Röttgen kämpft um CDU-Vorsitz in NRW

Der Machtkampf in der nordrhein-westfälischen CDU spitzt sich zu: Umweltminister Norbert Röttgen will Zeitungsberichten zufolge für den Parteivorsitz kandidieren - und gegen den früheren NRW-Integrationsminister Armin Laschet antreten.

Düsseldorf - Wer wird der neue Chef des größten CDU-Landesverbandes? In Nordrhein-Westfalen zeichnet sich eine Kampfkandidatur um die Nachfolge für den scheidenden CDU-Landesvorsitzenden Jürgen Rüttgers ab.

Bundesumweltminister Norbert Röttgen will laut Berichten der "Süddeutschen Zeitung" und der "Bild"-Zeitung für den Parteiposten kandidieren. Röttgen habe bereits Rüttgers und auch seinen Kontrahenten Armin Laschet informiert, hieß es in den Berichten unter Berufung auf Parteikreise.

Der SPIEGEL hatte bereits am Montag berichtet, dass Vertraute Röttgens von einer Kandidatur des Ministers in NRW gesprochen hatten.

Der frühere NRW-Integrationsminister Laschet war bisher der einzige Kandidat für die Nachfolge von Rüttgers. Er hat für seine Kandidatur die Unterstützung des Vorsitzenden der CDU-Landtagsfraktion, Karl-Josef Laumann, und des Landesgeneralsekretärs Andreas Krautscheid. Auch mehrere Bezirksvorsitzende der NRW-CDU hatten sich für Laschet ausgesprochen.

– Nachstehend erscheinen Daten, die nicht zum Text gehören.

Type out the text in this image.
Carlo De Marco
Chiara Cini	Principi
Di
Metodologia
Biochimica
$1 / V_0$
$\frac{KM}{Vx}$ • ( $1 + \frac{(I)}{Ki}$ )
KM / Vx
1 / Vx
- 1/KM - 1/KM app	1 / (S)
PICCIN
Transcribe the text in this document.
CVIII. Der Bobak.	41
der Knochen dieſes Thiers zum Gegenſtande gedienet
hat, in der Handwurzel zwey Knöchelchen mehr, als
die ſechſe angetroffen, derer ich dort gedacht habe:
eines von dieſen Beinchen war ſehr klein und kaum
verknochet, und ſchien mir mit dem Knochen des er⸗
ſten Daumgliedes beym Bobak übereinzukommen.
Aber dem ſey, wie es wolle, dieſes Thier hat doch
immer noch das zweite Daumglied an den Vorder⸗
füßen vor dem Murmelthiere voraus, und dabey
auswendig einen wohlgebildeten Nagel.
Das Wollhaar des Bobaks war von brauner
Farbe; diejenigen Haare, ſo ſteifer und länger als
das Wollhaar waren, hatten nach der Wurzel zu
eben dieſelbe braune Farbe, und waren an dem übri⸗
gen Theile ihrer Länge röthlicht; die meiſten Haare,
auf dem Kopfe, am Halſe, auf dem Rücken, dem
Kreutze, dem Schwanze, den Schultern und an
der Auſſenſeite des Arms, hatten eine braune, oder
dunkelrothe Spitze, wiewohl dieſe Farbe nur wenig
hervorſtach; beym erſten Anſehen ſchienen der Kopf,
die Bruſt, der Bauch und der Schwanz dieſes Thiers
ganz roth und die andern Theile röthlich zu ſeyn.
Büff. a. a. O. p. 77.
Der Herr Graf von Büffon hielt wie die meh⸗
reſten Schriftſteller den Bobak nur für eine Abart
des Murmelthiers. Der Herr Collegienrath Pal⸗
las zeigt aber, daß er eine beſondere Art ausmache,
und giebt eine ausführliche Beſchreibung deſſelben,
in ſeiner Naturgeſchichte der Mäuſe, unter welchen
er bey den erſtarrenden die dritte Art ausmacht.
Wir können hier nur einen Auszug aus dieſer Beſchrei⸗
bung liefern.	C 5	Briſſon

Röttgen will sich der "Bild"-Zeitung zufolge am Mittwoch in Düsseldorf offiziell zu seiner Kandidatur äußern. Er habe außerdem einen Brief an alle Entscheidungsträger der Landes-CDU geschickt. Ein Parteisprecher in Düsseldorf erklärte, er könne zu der Meldung nichts sagen.

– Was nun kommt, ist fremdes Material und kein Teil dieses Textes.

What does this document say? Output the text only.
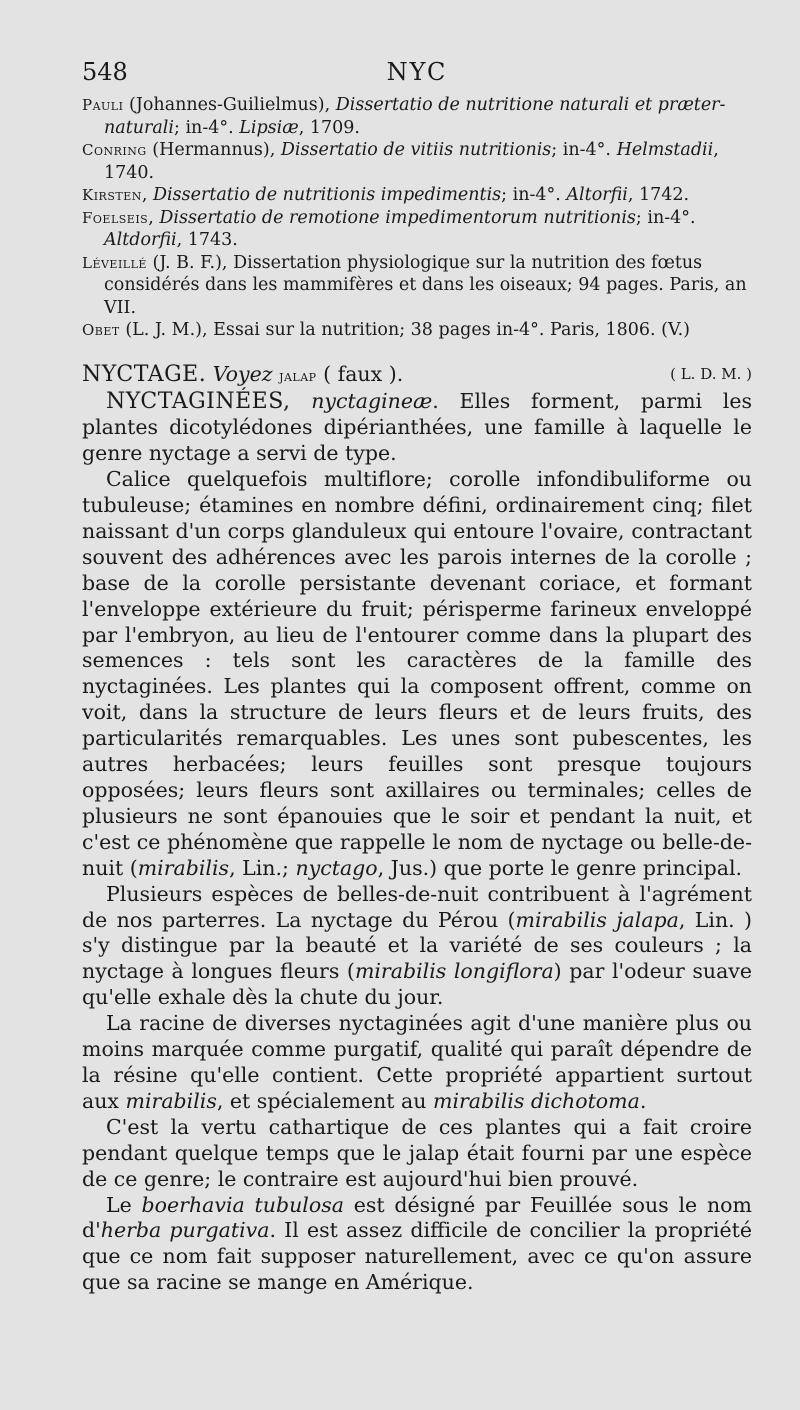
548	NYC

Pauli (Johannes-Guilielmus), Dissertatio de nutritione naturali et præter-naturali; in-4°. Lipsiæ, 1709.

Conring (Hermannus), Dissertatio de vitiis nutritionis; in-4°. Helmstadii, 1740.

Kirsten, Dissertatio de nutritionis impedimentis; in-4°. Altorfii, 1742.

Foelseis, Dissertatio de remotione impedimentorum nutritionis; in-4°. Altdorfii, 1743.

Léveillé (J. B. F.), Dissertation physiologique sur la nutrition des fœtus considérés dans les mammifères et dans les oiseaux; 94 pages. Paris, an VII.

Obet (L. J. M.), Essai sur la nutrition; 38 pages in-4°. Paris, 1806. (V.)

NYCTAGE. Voyez jalap ( faux ).	( L. D. M. )

NYCTAGINÉES, nyctagineæ. Elles forment, parmi les plantes dicotylédones dipérianthées, une famille à laquelle le genre nyctage a servi de type.

Calice quelquefois multiflore; corolle infondibuliforme ou tubuleuse; étamines en nombre défini, ordinairement cinq; filet naissant d'un corps glanduleux qui entoure l'ovaire, contractant souvent des adhérences avec les parois internes de la corolle ; base de la corolle persistante devenant coriace, et formant l'enveloppe extérieure du fruit; périsperme farineux enveloppé par l'embryon, au lieu de l'entourer comme dans la plupart des semences : tels sont les caractères de la famille des nyctaginées. Les plantes qui la composent offrent, comme on voit, dans la structure de leurs fleurs et de leurs fruits, des particularités remarquables. Les unes sont pubescentes, les autres herbacées; leurs feuilles sont presque toujours opposées; leurs fleurs sont axillaires ou terminales; celles de plusieurs ne sont épanouies que le soir et pendant la nuit, et c'est ce phénomène que rappelle le nom de nyctage ou belle-de-nuit (mirabilis, Lin.; nyctago, Jus.) que porte le genre principal.

Plusieurs espèces de belles-de-nuit contribuent à l'agrément de nos parterres. La nyctage du Pérou (mirabilis jalapa, Lin. ) s'y distingue par la beauté et la variété de ses couleurs ; la nyctage à longues fleurs (mirabilis longiflora) par l'odeur suave qu'elle exhale dès la chute du jour.

La racine de diverses nyctaginées agit d'une manière plus ou moins marquée comme purgatif, qualité qui paraît dépendre de la résine qu'elle contient. Cette propriété appartient surtout aux mirabilis, et spécialement au mirabilis dichotoma.

C'est la vertu cathartique de ces plantes qui a fait croire pendant quelque temps que le jalap était fourni par une espèce de ce genre; le contraire est aujourd'hui bien prouvé.

Le boerhavia tubulosa est désigné par Feuillée sous le nom d'herba purgativa. Il est assez difficile de concilier la propriété que ce nom fait supposer naturellement, avec ce qu'on assure que sa racine se mange en Amérique.
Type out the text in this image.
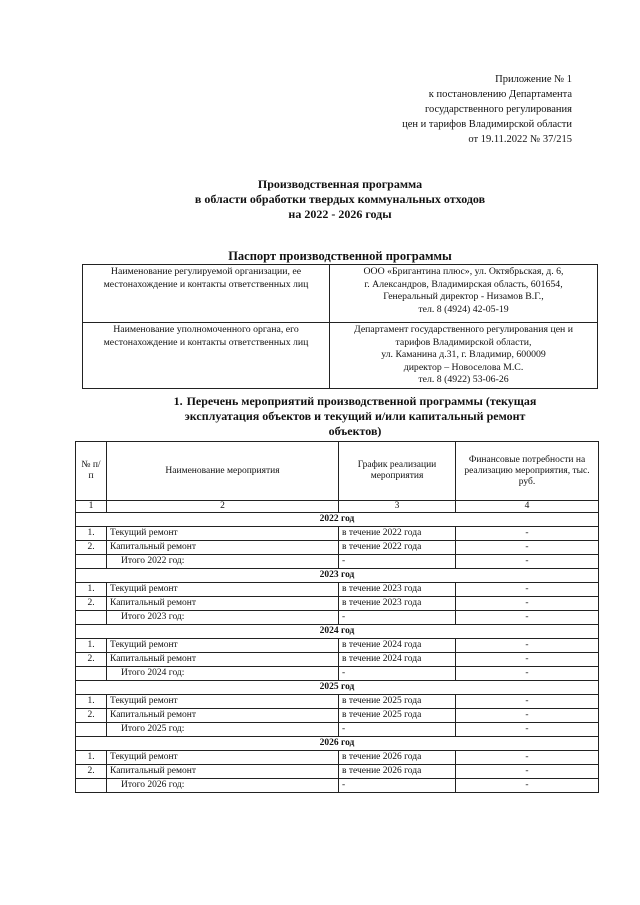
Приложение № 1
к постановлению Департамента
государственного регулирования
цен и тарифов Владимирской области
от 19.11.2022 № 37/215
Производственная программа
в области обработки твердых коммунальных отходов
на 2022 - 2026 годы
Паспорт производственной программы
Наименование регулируемой организации, ее местонахождение и контакты ответственных лиц	ООО «Бригантина плюс», ул. Октябрьская, д. 6,
г. Александров, Владимирская область, 601654,
Генеральный директор - Низамов В.Г.,
тел. 8 (4924) 42-05-19

Наименование уполномоченного органа, его местонахождение и контакты ответственных лиц	Департамент государственного регулирования цен и
тарифов Владимирской области,
ул. Каманина д.31, г. Владимир, 600009
директор – Новоселова М.С.
тел. 8 (4922) 53-06-26
1. Перечень мероприятий производственной программы (текущая
эксплуатация объектов и текущий и/или капитальный ремонт
объектов)
№ п/п	Наименование мероприятия	График реализации мероприятия	Финансовые потребности на реализацию мероприятия, тыс. руб.
1	2	3	4
2022 год			
1.	Текущий ремонт	в течение 2022 года	-
2.	Капитальный ремонт	в течение 2022 года	-
	Итого 2022 год:	-	-
2023 год			
1.	Текущий ремонт	в течение 2023 года	-
2.	Капитальный ремонт	в течение 2023 года	-
	Итого 2023 год:	-	-
2024 год			
1.	Текущий ремонт	в течение 2024 года	-
2.	Капитальный ремонт	в течение 2024 года	-
	Итого 2024 год:	-	-
2025 год			
1.	Текущий ремонт	в течение 2025 года	-
2.	Капитальный ремонт	в течение 2025 года	-
	Итого 2025 год:	-	-
2026 год			
1.	Текущий ремонт	в течение 2026 года	-
2.	Капитальный ремонт	в течение 2026 года	-
	Итого 2026 год:	-	-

Der "Süddeutschen Zeitung" zufolge plant die Partei nun, mehrere Regionalkonferenzen abzuhalten, bei denen sowohl Röttgen als auch Laschet auftreten sollen. Nach diesen Konferenzen könnten die 160.000 CDU-Mitglieder in NRW entscheiden, wer ihre Partei künftig führen solle.

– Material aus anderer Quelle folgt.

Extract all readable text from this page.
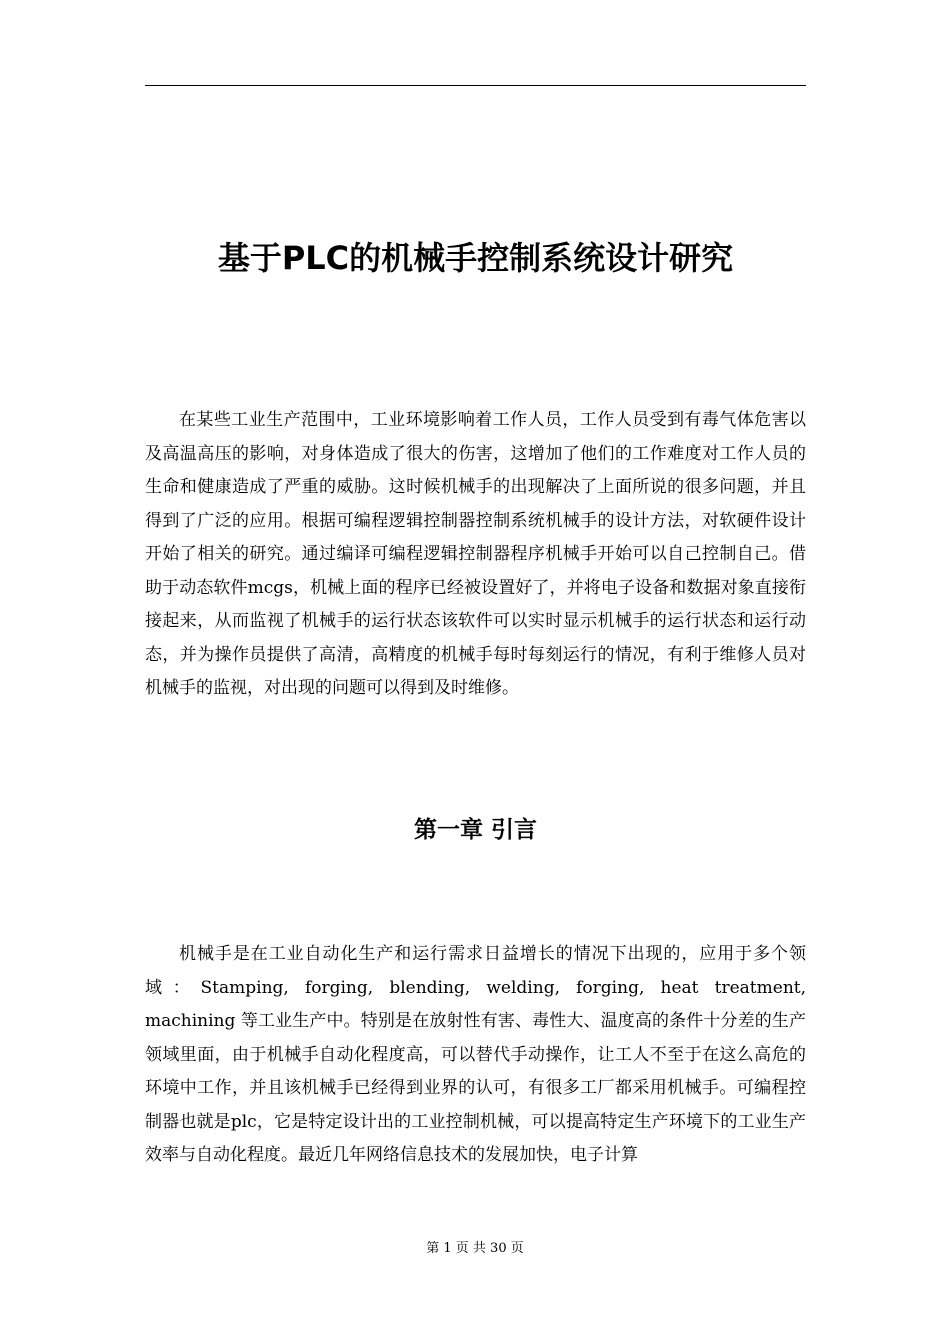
基于PLC的机械手控制系统设计研究

在某些工业生产范围中，工业环境影响着工作人员，工作人员受到有毒气体危害以及高温高压的影响，对身体造成了很大的伤害，这增加了他们的工作难度对工作人员的生命和健康造成了严重的威胁。这时候机械手的出现解决了上面所说的很多问题，并且得到了广泛的应用。根据可编程逻辑控制器控制系统机械手的设计方法，对软硬件设计开始了相关的研究。通过编译可编程逻辑控制器程序机械手开始可以自己控制自己。借助于动态软件mcgs，机械上面的程序已经被设置好了，并将电子设备和数据对象直接衔接起来，从而监视了机械手的运行状态该软件可以实时显示机械手的运行状态和运行动态，并为操作员提供了高清，高精度的机械手每时每刻运行的情况，有利于维修人员对机械手的监视，对出现的问题可以得到及时维修。

第一章 引言

机械手是在工业自动化生产和运行需求日益增长的情况下出现的，应用于多个领域：Stamping, forging, blending, welding, forging, heat treatment, machining 等工业生产中。特别是在放射性有害、毒性大、温度高的条件十分差的生产领域里面，由于机械手自动化程度高，可以替代手动操作，让工人不至于在这么高危的环境中工作，并且该机械手已经得到业界的认可，有很多工厂都采用机械手。可编程控制器也就是plc，它是特定设计出的工业控制机械，可以提高特定生产环境下的工业生产效率与自动化程度。最近几年网络信息技术的发展加快，电子计算

第 1 页 共 30 页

Die Unterstützer Röttgens hatten eine Beteiligung der Parteimitglieder an der Personalentscheidung für den Fall gefordert, dass es mehrere Kandidaten geben sollte. Auch Laschet hatte dafür geworben, die Parteibasis über die Nachfolge von Rüttgers entscheiden zu lassen: "Wer CDU pur will, muss die Mitglieder des größten Landesverbandes bei Neuanfang beteiligen. Sie wissen, wie die Wähler denken", hatte Laschet Ende Juli dem SPIEGEL gesagt.

Der CDU-Landesvorstand will am 30. August das Verfahren für die Wahl des Vorsitzenden festlegen.

Laschet war bis zur Wahl im Mai 2010 nordrhein-westfälischer Integrationsminister. Nach dem Machtverlust der CDU hatte er sich um den Fraktionsvorsitz im Landtag bemüht, unterlag Laumann aber knapp.

Im Falle seiner Wahl will Laschet auch CDU-Bundesvize werden. "Das Amt des stellvertretenden Bundesvorsitzenden war immer eine kraftvolle Rückendeckung für den NRW-Landesvorsitzenden", sagte Laschet dem SPIEGEL. Der 45-jährige Röttgen ist seit September 2009 Bundesumweltminister.